The Warrants evidenced by this Warrant Certificate are part of a duly authorized issue of Warrants issued by the Company pursuant to a Warrant Agreement, dated May 7, 2013 (the “Warrant Agreement”), between ING U.S., Inc. and Computershare Inc. and Computershare Trust Company, N.A., (collectively, the “Warrant Agent”), and are subject to the terms and provisions contained in the Warrant Agreement, to all of which terms and provisions each Warrantholder consents by acceptance of this Warrant Certificate or a beneficial interest therein. Without limiting the foregoing, all capitalized terms used herein and not otherwise defined shall have the meanings set forth in the Warrant Agreement.

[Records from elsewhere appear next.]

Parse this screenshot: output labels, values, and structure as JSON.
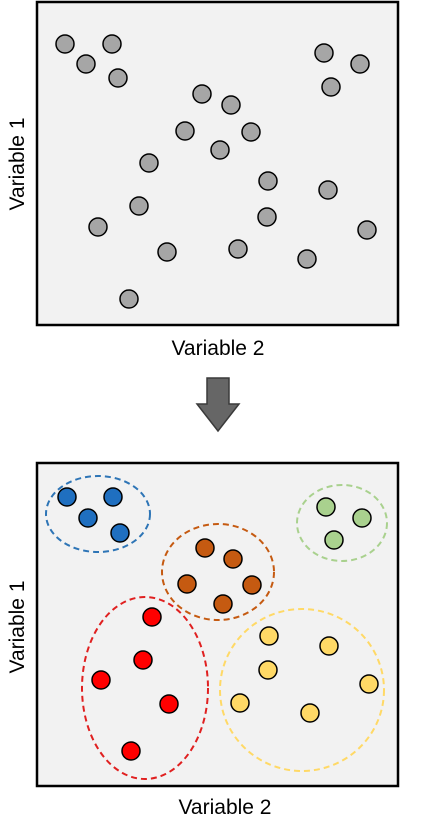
{
  "top_panel": {
    "xlabel": "Variable 2",
    "ylabel": "Variable 1",
    "point_color": "#a6a6a6"
  },
  "arrow": {
    "color": "#666666",
    "direction": "down"
  },
  "bottom_panel": {
    "xlabel": "Variable 2",
    "ylabel": "Variable 1",
    "clusters": [
      {
        "id": "blue",
        "fill": "#1f6fc0",
        "stroke": "#2e75b6"
      },
      {
        "id": "green",
        "fill": "#a9d18e",
        "stroke": "#a9d18e"
      },
      {
        "id": "orange",
        "fill": "#c55a11",
        "stroke": "#c55a11"
      },
      {
        "id": "red",
        "fill": "#ff0000",
        "stroke": "#e02020"
      },
      {
        "id": "yellow",
        "fill": "#ffd966",
        "stroke": "#ffd966"
      }
    ]
  }
}
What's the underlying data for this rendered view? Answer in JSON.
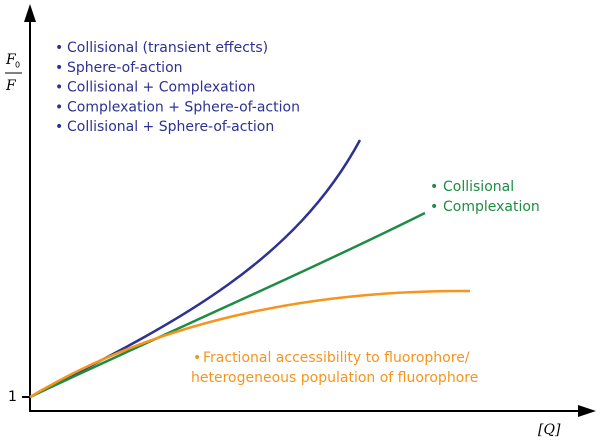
{
  "axes": {
    "y_label": {
      "numerator": "F",
      "subscript": "0",
      "denominator": "F"
    },
    "x_label": "[Q]",
    "y_origin_label": "1"
  },
  "blue_group": [
    "Collisional (transient effects)",
    "Sphere-of-action",
    "Collisional + Complexation",
    "Complexation + Sphere-of-action",
    "Collisional + Sphere-of-action"
  ],
  "green_group": [
    "Collisional",
    "Complexation"
  ],
  "orange_group": [
    "Fractional accessibility to fluorophore/",
    "heterogeneous population of fluorophore"
  ]
}
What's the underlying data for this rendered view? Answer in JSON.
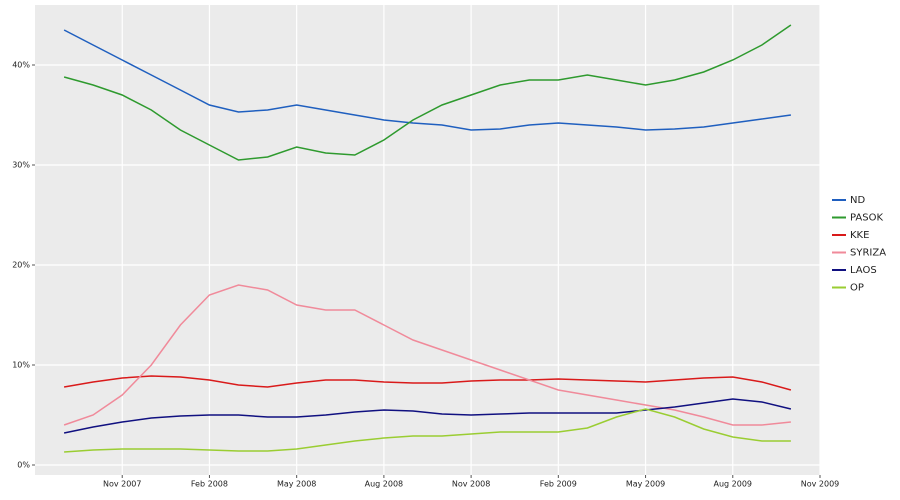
{
  "chart_data": {
    "type": "line",
    "x": [
      "2007-09",
      "2007-10",
      "2007-11",
      "2007-12",
      "2008-01",
      "2008-02",
      "2008-03",
      "2008-04",
      "2008-05",
      "2008-06",
      "2008-07",
      "2008-08",
      "2008-09",
      "2008-10",
      "2008-11",
      "2008-12",
      "2009-01",
      "2009-02",
      "2009-03",
      "2009-04",
      "2009-05",
      "2009-06",
      "2009-07",
      "2009-08",
      "2009-09",
      "2009-10"
    ],
    "series": [
      {
        "name": "ND",
        "color": "#1f5fbf",
        "values": [
          43.5,
          42,
          40.5,
          39,
          37.5,
          36,
          35.3,
          35.5,
          36,
          35.5,
          35,
          34.5,
          34.2,
          34,
          33.5,
          33.6,
          34,
          34.2,
          34,
          33.8,
          33.5,
          33.6,
          33.8,
          34.2,
          34.6,
          35
        ]
      },
      {
        "name": "PASOK",
        "color": "#2e9a2e",
        "values": [
          38.8,
          38,
          37,
          35.5,
          33.5,
          32,
          30.5,
          30.8,
          31.8,
          31.2,
          31,
          32.5,
          34.5,
          36,
          37,
          38,
          38.5,
          38.5,
          39,
          38.5,
          38,
          38.5,
          39.3,
          40.5,
          42,
          44
        ]
      },
      {
        "name": "KKE",
        "color": "#d91a1a",
        "values": [
          7.8,
          8.3,
          8.7,
          8.9,
          8.8,
          8.5,
          8,
          7.8,
          8.2,
          8.5,
          8.5,
          8.3,
          8.2,
          8.2,
          8.4,
          8.5,
          8.5,
          8.6,
          8.5,
          8.4,
          8.3,
          8.5,
          8.7,
          8.8,
          8.3,
          7.5
        ]
      },
      {
        "name": "SYRIZA",
        "color": "#f08a9a",
        "values": [
          4,
          5,
          7,
          10,
          14,
          17,
          18,
          17.5,
          16,
          15.5,
          15.5,
          14,
          12.5,
          11.5,
          10.5,
          9.5,
          8.5,
          7.5,
          7,
          6.5,
          6,
          5.5,
          4.8,
          4,
          4,
          4.3
        ]
      },
      {
        "name": "LAOS",
        "color": "#101080",
        "values": [
          3.2,
          3.8,
          4.3,
          4.7,
          4.9,
          5,
          5,
          4.8,
          4.8,
          5,
          5.3,
          5.5,
          5.4,
          5.1,
          5,
          5.1,
          5.2,
          5.2,
          5.2,
          5.2,
          5.5,
          5.8,
          6.2,
          6.6,
          6.3,
          5.6
        ]
      },
      {
        "name": "OP",
        "color": "#9acd32",
        "values": [
          1.3,
          1.5,
          1.6,
          1.6,
          1.6,
          1.5,
          1.4,
          1.4,
          1.6,
          2,
          2.4,
          2.7,
          2.9,
          2.9,
          3.1,
          3.3,
          3.3,
          3.3,
          3.7,
          4.8,
          5.6,
          4.8,
          3.6,
          2.8,
          2.4,
          2.4
        ]
      }
    ],
    "xlim": [
      "2007-08",
      "2009-11"
    ],
    "xticks": [
      {
        "value": "2007-11",
        "label": "Nov 2007"
      },
      {
        "value": "2008-02",
        "label": "Feb 2008"
      },
      {
        "value": "2008-05",
        "label": "May 2008"
      },
      {
        "value": "2008-08",
        "label": "Aug 2008"
      },
      {
        "value": "2008-11",
        "label": "Nov 2008"
      },
      {
        "value": "2009-02",
        "label": "Feb 2009"
      },
      {
        "value": "2009-05",
        "label": "May 2009"
      },
      {
        "value": "2009-08",
        "label": "Aug 2009"
      },
      {
        "value": "2009-11",
        "label": "Nov 2009"
      }
    ],
    "ylim": [
      -1,
      46
    ],
    "yticks": [
      {
        "value": 0,
        "label": "0%"
      },
      {
        "value": 10,
        "label": "10%"
      },
      {
        "value": 20,
        "label": "20%"
      },
      {
        "value": 30,
        "label": "30%"
      },
      {
        "value": 40,
        "label": "40%"
      }
    ],
    "grid": true,
    "legend": "right"
  }
}
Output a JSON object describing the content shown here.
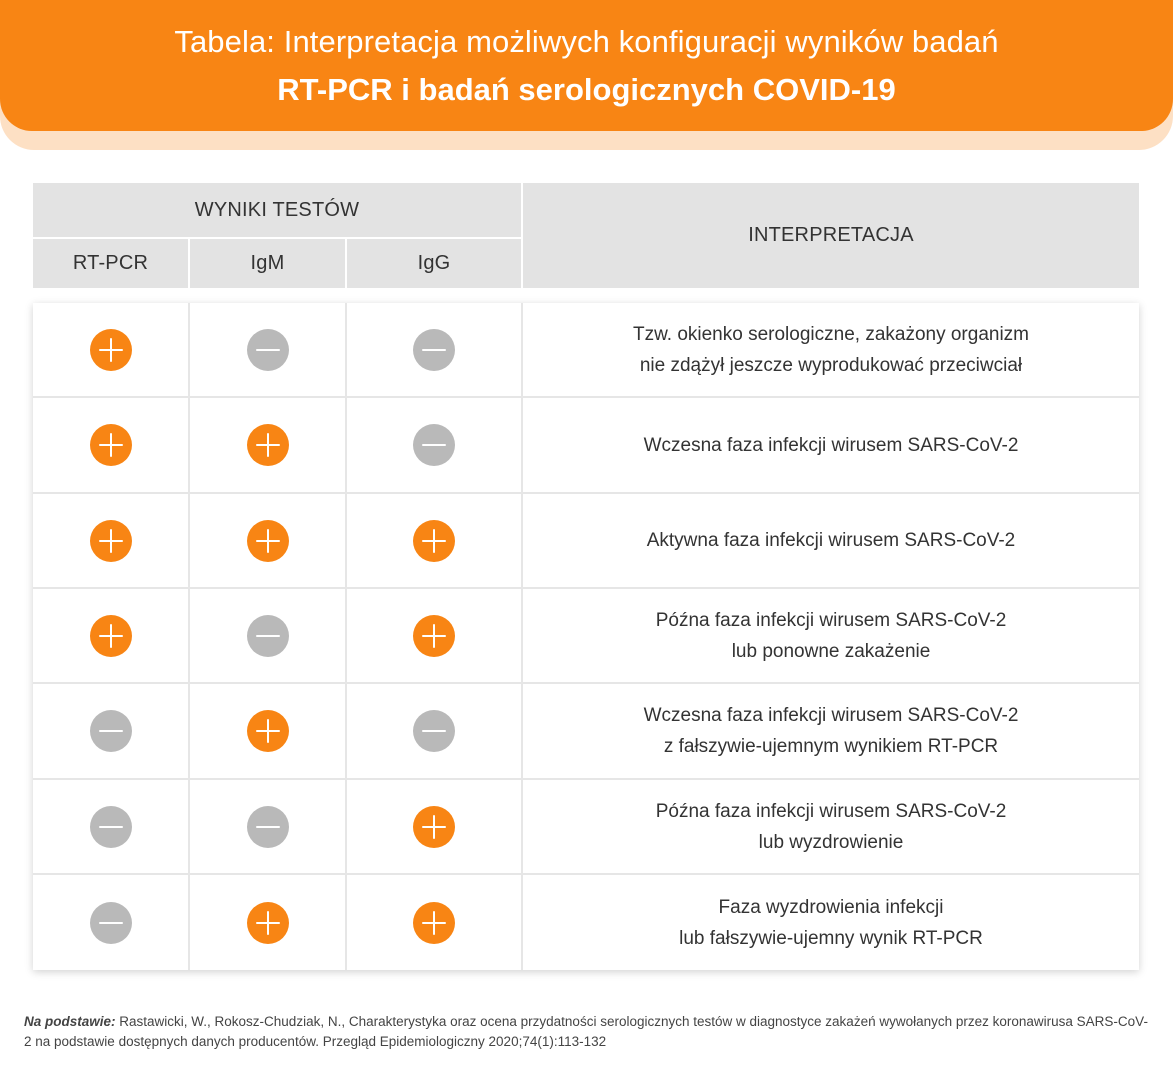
{
  "header": {
    "title_line1": "Tabela: Interpretacja możliwych konfiguracji wyników badań",
    "title_line2": "RT-PCR i badań serologicznych COVID-19"
  },
  "table": {
    "group_header": "WYNIKI TESTÓW",
    "columns": [
      "RT-PCR",
      "IgM",
      "IgG"
    ],
    "interpretation_header": "INTERPRETACJA",
    "rows": [
      {
        "rtpcr": "plus",
        "igm": "minus",
        "igg": "minus",
        "text": "Tzw. okienko serologiczne, zakażony organizm\nnie zdążył jeszcze wyprodukować przeciwciał"
      },
      {
        "rtpcr": "plus",
        "igm": "plus",
        "igg": "minus",
        "text": "Wczesna faza infekcji wirusem SARS-CoV-2"
      },
      {
        "rtpcr": "plus",
        "igm": "plus",
        "igg": "plus",
        "text": "Aktywna faza infekcji wirusem SARS-CoV-2"
      },
      {
        "rtpcr": "plus",
        "igm": "minus",
        "igg": "plus",
        "text": "Późna faza infekcji wirusem SARS-CoV-2\nlub ponowne zakażenie"
      },
      {
        "rtpcr": "minus",
        "igm": "plus",
        "igg": "minus",
        "text": "Wczesna faza infekcji wirusem SARS-CoV-2\nz fałszywie-ujemnym wynikiem RT-PCR"
      },
      {
        "rtpcr": "minus",
        "igm": "minus",
        "igg": "plus",
        "text": "Późna faza infekcji wirusem SARS-CoV-2\nlub wyzdrowienie"
      },
      {
        "rtpcr": "minus",
        "igm": "plus",
        "igg": "plus",
        "text": "Faza wyzdrowienia infekcji\nlub fałszywie-ujemny wynik RT-PCR"
      }
    ]
  },
  "footer": {
    "lead": "Na podstawie:",
    "text": " Rastawicki, W., Rokosz-Chudziak, N., Charakterystyka oraz ocena przydatności serologicznych testów w diagnostyce zakażeń wywołanych przez koronawirusa SARS-CoV-2 na podstawie dostępnych danych producentów. Przegląd Epidemiologiczny 2020;74(1):113-132"
  },
  "colors": {
    "accent": "#f88514",
    "negative": "#b9b9b9",
    "header_bg": "#e3e3e3"
  },
  "icons": {
    "plus": "plus-circle-icon",
    "minus": "minus-circle-icon"
  }
}
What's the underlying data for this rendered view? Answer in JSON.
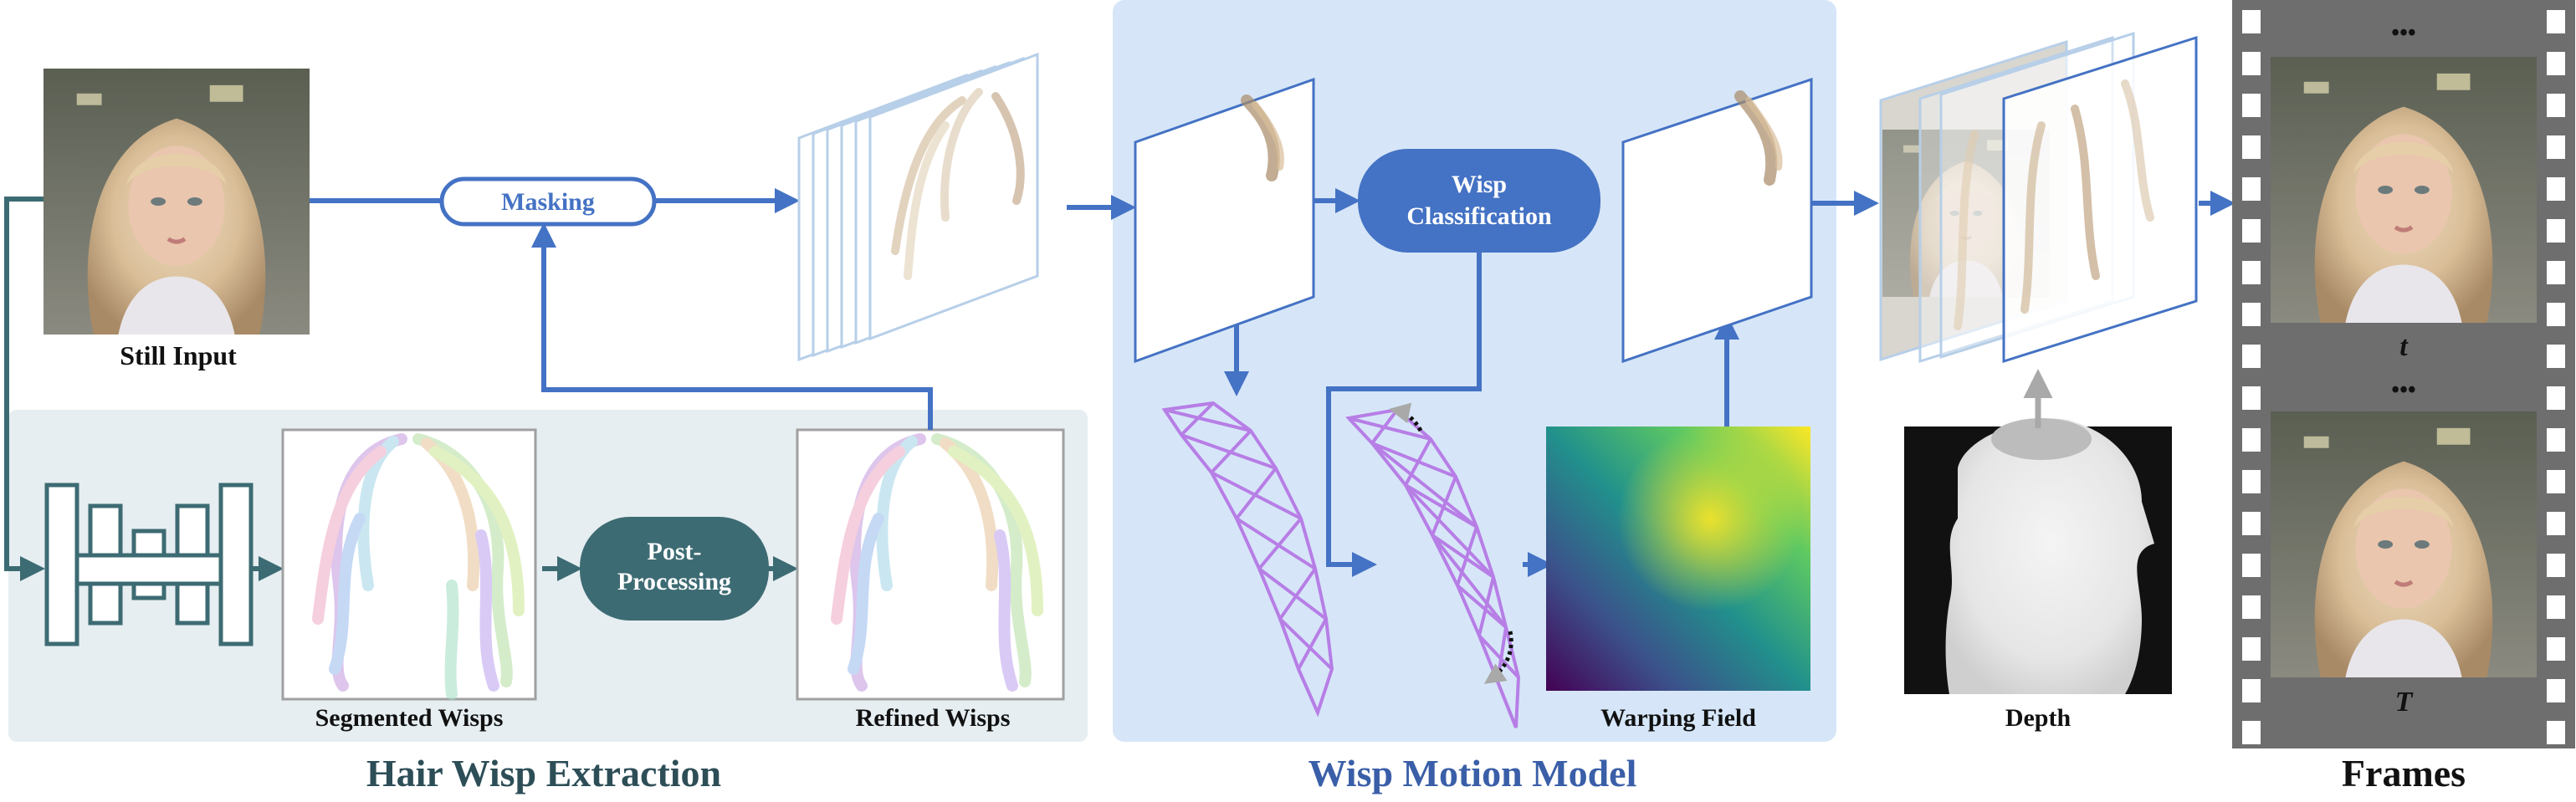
{
  "labels": {
    "still_input": "Still Input",
    "masking": "Masking",
    "post_processing_line1": "Post-",
    "post_processing_line2": "Processing",
    "segmented_wisps": "Segmented Wisps",
    "refined_wisps": "Refined Wisps",
    "hair_wisp_extraction": "Hair Wisp Extraction",
    "wisp_classification_line1": "Wisp",
    "wisp_classification_line2": "Classification",
    "warping_field": "Warping Field",
    "wisp_motion_model": "Wisp Motion Model",
    "depth": "Depth",
    "frames": "Frames",
    "frame_t_small": "t",
    "frame_t_big": "T",
    "ellipsis": "•••"
  },
  "colors": {
    "blue_arrow": "#4472c4",
    "teal": "#3d6b73",
    "extraction_panel": "#e6eef1",
    "motion_panel": "#d6e6f8",
    "wisp_class_box": "#4472c4",
    "post_proc_box": "#3d6b73",
    "mesh_purple": "#b77ee6",
    "film_gray": "#6e6e6e",
    "depth_arrow": "#a9a9a9",
    "title_extraction": "#2d4e57",
    "title_motion": "#3a5fa8"
  }
}
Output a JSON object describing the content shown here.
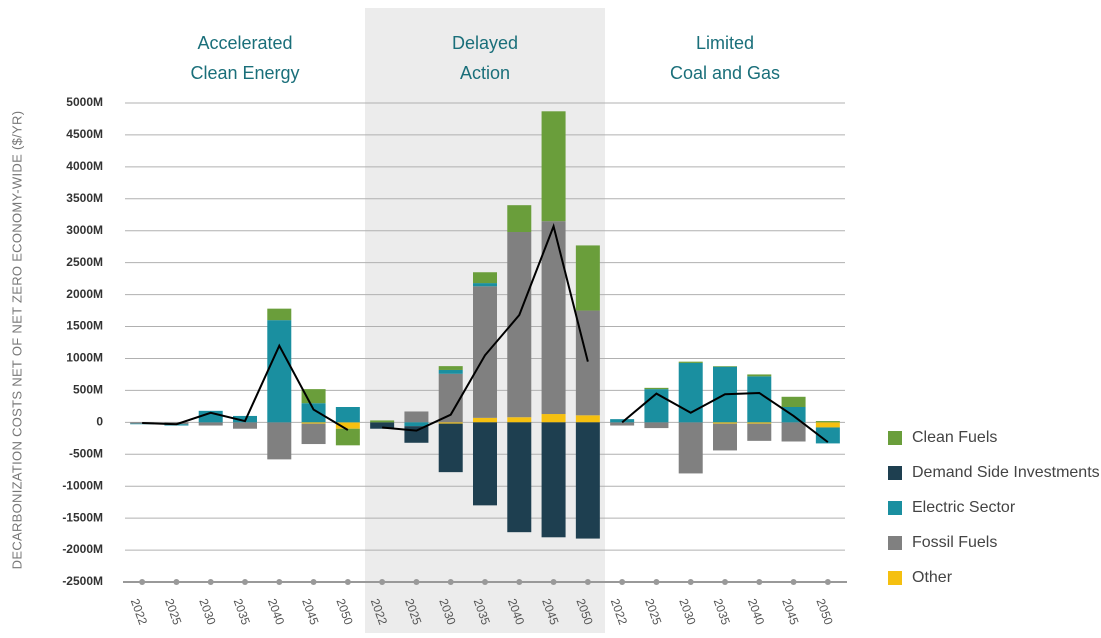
{
  "chart_data": {
    "type": "bar",
    "stacked": true,
    "ylabel": "DECARBONIZATION COSTS NET OF NET ZERO ECONOMY-WIDE ($/YR)",
    "ylim": [
      -2500,
      5000
    ],
    "yticks": [
      {
        "value": 5000,
        "label": "5000M"
      },
      {
        "value": 4500,
        "label": "4500M"
      },
      {
        "value": 4000,
        "label": "4000M"
      },
      {
        "value": 3500,
        "label": "3500M"
      },
      {
        "value": 3000,
        "label": "3000M"
      },
      {
        "value": 2500,
        "label": "2500M"
      },
      {
        "value": 2000,
        "label": "2000M"
      },
      {
        "value": 1500,
        "label": "1500M"
      },
      {
        "value": 1000,
        "label": "1000M"
      },
      {
        "value": 500,
        "label": "500M"
      },
      {
        "value": 0,
        "label": "0"
      },
      {
        "value": -500,
        "label": "-500M"
      },
      {
        "value": -1000,
        "label": "-1000M"
      },
      {
        "value": -1500,
        "label": "-1500M"
      },
      {
        "value": -2000,
        "label": "-2000M"
      },
      {
        "value": -2500,
        "label": "-2500M"
      }
    ],
    "grid": true,
    "legend": "right",
    "series": [
      {
        "name": "Clean Fuels",
        "color": "#6a9e3b"
      },
      {
        "name": "Demand Side Investments",
        "color": "#1e3f50"
      },
      {
        "name": "Electric Sector",
        "color": "#1a8fa0"
      },
      {
        "name": "Fossil Fuels",
        "color": "#808080"
      },
      {
        "name": "Other",
        "color": "#f5c010"
      }
    ],
    "line_color": "#000000",
    "panels": [
      {
        "title": [
          "Accelerated",
          "Clean Energy"
        ],
        "shaded": false,
        "categories": [
          "2022",
          "2025",
          "2030",
          "2035",
          "2040",
          "2045",
          "2050"
        ],
        "values": [
          [
            0,
            0,
            0,
            0,
            180,
            220,
            -260
          ],
          [
            0,
            0,
            0,
            0,
            0,
            0,
            0
          ],
          [
            -10,
            -20,
            180,
            100,
            1600,
            300,
            240
          ],
          [
            -20,
            -30,
            -50,
            -100,
            -580,
            -320,
            0
          ],
          [
            0,
            0,
            0,
            0,
            0,
            -20,
            -100
          ]
        ],
        "net": [
          -10,
          -30,
          150,
          20,
          1200,
          200,
          -120
        ]
      },
      {
        "title": [
          "Delayed",
          "Action"
        ],
        "shaded": true,
        "categories": [
          "2022",
          "2025",
          "2030",
          "2035",
          "2040",
          "2045",
          "2050"
        ],
        "values": [
          [
            30,
            0,
            60,
            170,
            420,
            1720,
            1020
          ],
          [
            -100,
            -260,
            -760,
            -1300,
            -1720,
            -1800,
            -1820
          ],
          [
            0,
            -60,
            60,
            50,
            0,
            0,
            0
          ],
          [
            0,
            170,
            760,
            2060,
            2900,
            3020,
            1640
          ],
          [
            0,
            0,
            -20,
            70,
            80,
            130,
            110
          ]
        ],
        "net": [
          -80,
          -130,
          120,
          1050,
          1680,
          3070,
          950
        ]
      },
      {
        "title": [
          "Limited",
          "Coal and Gas"
        ],
        "shaded": false,
        "categories": [
          "2022",
          "2025",
          "2030",
          "2035",
          "2040",
          "2045",
          "2050"
        ],
        "values": [
          [
            0,
            20,
            20,
            10,
            30,
            160,
            20
          ],
          [
            0,
            0,
            0,
            0,
            0,
            0,
            0
          ],
          [
            50,
            520,
            930,
            870,
            720,
            240,
            -250
          ],
          [
            -50,
            -90,
            -800,
            -420,
            -270,
            -300,
            0
          ],
          [
            0,
            0,
            0,
            -20,
            -20,
            0,
            -80
          ]
        ],
        "net": [
          0,
          450,
          150,
          440,
          460,
          100,
          -310
        ]
      }
    ]
  }
}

A copy of the Warrant Agreement is on file at the Warrant Agent’s Office.

The Warrant Agreement and the terms of the Warrants are subject to amendment as provided in the Warrant Agreement.

This Warrant Certificate shall be governed by, and interpreted in accordance with, the laws of the State of New York without regard to the conflicts of laws principles thereof.


(FORM OF EXERCISE NOTICE)

Computershare Inc. and Computershare Trust Company, N.A.

250 Royall Street

Canton, MA 02021

Attention: Corporate Actions

The undersigned (the “Registered Warrantholder”) hereby irrevocably exercises                      Warrants (the “Exercised Warrants”) and delivers to you herewith a Warrant Certificate or Warrant Certificates, registered in the Registered Warrantholder’s name, representing a Number of Warrants at least equal to the number of Exercised Warrants.

The Registered Warrantholder hereby directs the Warrant Agent to:

(a) deliver the Net Share Amount for each of the Exercised Warrants as follows:                                                                 ; and

(b) if the number of Exercised Warrants is less than the Number of Warrants represented by the enclosed Warrant Certificates, to deliver a Warrant Certificate representing the unexercised Warrants to:                                                                                  .

 

Dated:  

 

     

 

        (Registered Warrantholder)
      By:  

 

        Authorized Signature
        Address:
        Telephone:


(FORM OF ASSIGNMENT)

FOR VALUE RECEIVED, the undersigned assigns and transfers the Warrant(s) represented by this Certificate to:

 

 

   
Name, Address and ZIP Code of Assignee    
and irrevocably appoints    

 

   
Name of Agent    

as its agent to transfer this Warrant Certificate on the books of the Warrant Agent.

 

Date:  

 

   

 

      Name of Transferee
      By:  

 

        Name:
        Title:
(Sign exactly as your name appears on the other side of this Certificate)

NOTICE: The signature(s) should be guaranteed by an eligible guarantor institution (banks, stockbrokers, savings and loan associations and credit unions with membership in an approved signature guarantee medallion program), pursuant to SEC Rule 17Ad-15.